I went with a good friend of mine, a fellow writer, to drown my frustration in a grande cafe latte and huge chocolate cookie. She asked me about my story. I went on at great length about the cello and the original musician and the current musician , and all this that and the other. Finally, I wound down to morose silence, occasionally slurping my drink and completely ignoring the chocoately goodness at my right hand.

She eyed me for about a minute. Then , casually, she said, “Well, that’s all cool and interesting, but what is it actually about?”

I looked up, affronted, ready to tell her straight out that it was about…..I opened my mouth and nothing came out. Well, crap.  I spent the next 1 hour enmeshed in the concept. What was my theme? Where was this going?

I left that little cafe table with a new lease on my story. I ran my original questions through my mind over and over again, examining them from as many angles as I could. I kept coming back to what effect would such an intense relationship between instrument and musician have on the people around them. How would those people (mothers, fathers, siblings, friends, lovers, etc.) see and deal with it?

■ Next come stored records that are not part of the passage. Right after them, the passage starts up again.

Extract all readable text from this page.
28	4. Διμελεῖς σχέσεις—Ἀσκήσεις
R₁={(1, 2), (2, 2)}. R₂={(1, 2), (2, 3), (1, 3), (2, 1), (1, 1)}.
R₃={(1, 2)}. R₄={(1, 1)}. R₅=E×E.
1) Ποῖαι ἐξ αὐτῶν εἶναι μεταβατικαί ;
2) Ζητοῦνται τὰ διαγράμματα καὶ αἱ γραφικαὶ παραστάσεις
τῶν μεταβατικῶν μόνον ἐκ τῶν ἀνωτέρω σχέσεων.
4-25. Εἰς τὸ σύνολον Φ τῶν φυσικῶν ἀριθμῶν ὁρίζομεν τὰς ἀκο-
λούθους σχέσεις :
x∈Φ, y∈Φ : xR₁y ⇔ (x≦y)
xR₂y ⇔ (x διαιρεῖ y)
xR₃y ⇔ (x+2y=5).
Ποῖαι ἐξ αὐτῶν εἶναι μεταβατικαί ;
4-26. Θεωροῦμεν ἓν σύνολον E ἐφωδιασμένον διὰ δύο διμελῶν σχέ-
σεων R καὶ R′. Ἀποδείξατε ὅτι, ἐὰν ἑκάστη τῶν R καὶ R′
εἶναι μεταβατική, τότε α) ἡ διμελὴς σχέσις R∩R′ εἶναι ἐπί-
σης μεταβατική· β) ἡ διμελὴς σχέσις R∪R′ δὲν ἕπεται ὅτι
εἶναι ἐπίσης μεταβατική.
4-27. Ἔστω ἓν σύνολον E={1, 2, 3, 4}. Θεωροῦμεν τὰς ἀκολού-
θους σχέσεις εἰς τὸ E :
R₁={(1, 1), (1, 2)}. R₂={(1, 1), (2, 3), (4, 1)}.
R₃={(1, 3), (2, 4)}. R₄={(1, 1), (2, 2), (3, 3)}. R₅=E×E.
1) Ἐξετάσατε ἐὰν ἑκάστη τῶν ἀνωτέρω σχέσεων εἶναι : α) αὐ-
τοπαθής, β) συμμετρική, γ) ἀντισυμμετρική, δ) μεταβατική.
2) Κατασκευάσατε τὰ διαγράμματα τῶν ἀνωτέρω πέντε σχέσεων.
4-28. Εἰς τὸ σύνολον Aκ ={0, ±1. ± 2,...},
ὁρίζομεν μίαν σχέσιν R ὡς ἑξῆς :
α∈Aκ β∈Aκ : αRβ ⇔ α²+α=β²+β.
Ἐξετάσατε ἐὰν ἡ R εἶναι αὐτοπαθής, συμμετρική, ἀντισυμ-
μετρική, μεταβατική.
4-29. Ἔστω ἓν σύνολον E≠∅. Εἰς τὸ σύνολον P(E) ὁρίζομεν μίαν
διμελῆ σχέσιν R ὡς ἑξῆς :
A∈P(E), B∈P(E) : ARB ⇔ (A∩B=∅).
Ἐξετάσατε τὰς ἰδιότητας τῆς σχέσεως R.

It was while traveling along this line of thought that I decided to write the story from a variety of perspectives.  To create the story around the main characters, not from them. It would happen backwards but not in any specific order. Track the life of a genius and his muse from end to beginning. Watching what prices everyone else has to pay for their madness.

This is the second in the trilogy, “Do You Carry Every Sadness With You?” The title is taken from the song Half Acre, by Hem.